All to say that something that happened long ago not only leaves us with a problem, but seems to be severely limiting our options for how we solve it.
From the beginning of the atomic age, the industry’s Achilles Heel has been the problem of disposing of nuclear wastes. It’s not insignificant. Some wastes are lethal for centuries and even millennia, well beyond what any homo sapiens can reasonably promise will be safely protected.
This led some to argue decades ago that it made no sense to proceed with nuclear development on the gamble that a solution would be found to the disposal problem. The memory of a nuclear industry PR person sent over in the early 1970s to assure members of the Pontiac Anti-Nuclear Action Committee (PANAC) that technology would one day provide the answer is as clear as if it happened yesterday.
But the disposal solution modern technology is offering is itself millennia old, essentially involving digging a hole in the ground and burying the unwanted material.
Just as putting the stuff in the ground by the Ottawa River is presented as the state-of-the-art option available to us now, we might well wonder what challenges and constrained options such a decision taken now will place on people living in years to come.

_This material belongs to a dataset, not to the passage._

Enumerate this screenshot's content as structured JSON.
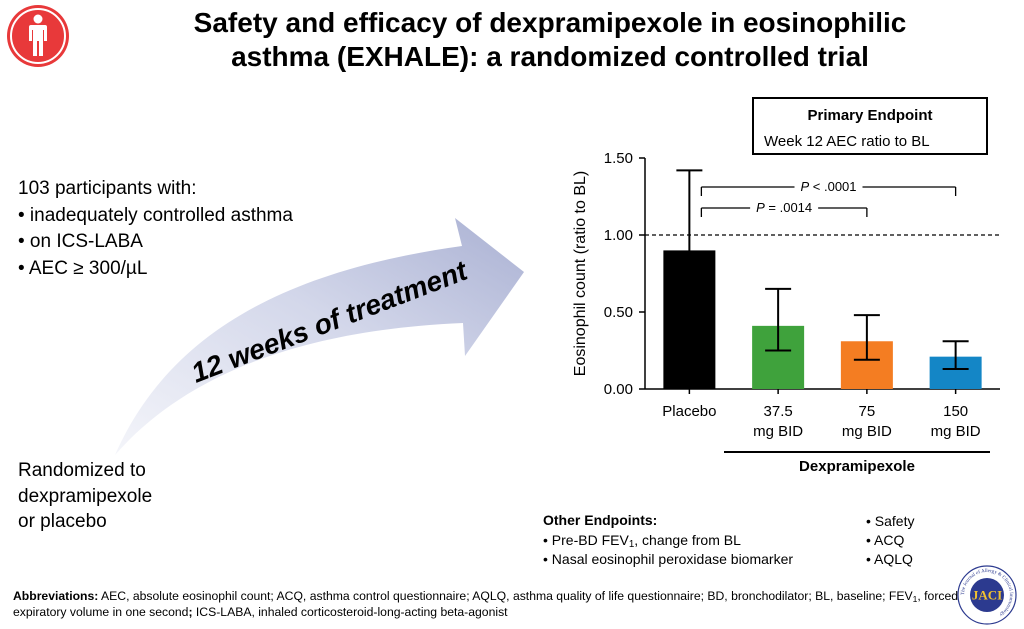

Once established as a repository for nuclear garbage, will it simply make sense down the road for waste from other facilities to be trucked over to the Ottawa Valley for disposal? Some believe that radioactive waste from the Whitehall nuclear facility north of Winnipeg is already making that journey.
The government is now attempting to parlay legitimate concern over our fossil fuel future into popular support for a future powered by nuclear energy, and is making plans to locate small nuclear generating stations all over the country to make that a reality. Will Chalk River become the obvious place to build them?
Despite the catastrophes known as Three Mile Island, Chernobyl and Fukushima, the federal government’s efforts to develop Canada’s nuclear industry has pressed on and can be expected to continue to do so. Canada has sold nuclear reactors to occasional feuding neighbours India and Pakistan, as well as Romania and China, among others. We have been caught participating in an international uranium price-fixing and bid-rigging scheme.
Even now, the proposal to build the Chalk River facility on unceded First Nations territory over the objections of several First Nations is difficult to understand as anything other than cynical, given claims by the government, a signatory to the United Nations Declaration on the Rights of Indigenous Peoples (UNDRIP), to hold reconciliation among its highest priorities. (See Fair Comment on page five).
Expedience has a certain power in shaping human decisions. But what may serve the interests of a few today may not necessarily be in the best interests of many more who will have to live with the consequences, whether in the near or distant future.
Sometimes there are issues that require us to see beyond the immediate opportunity to solve a problem in the simplest way possible or to save a buck.
Sometimes there are issues that require us to take a longer view.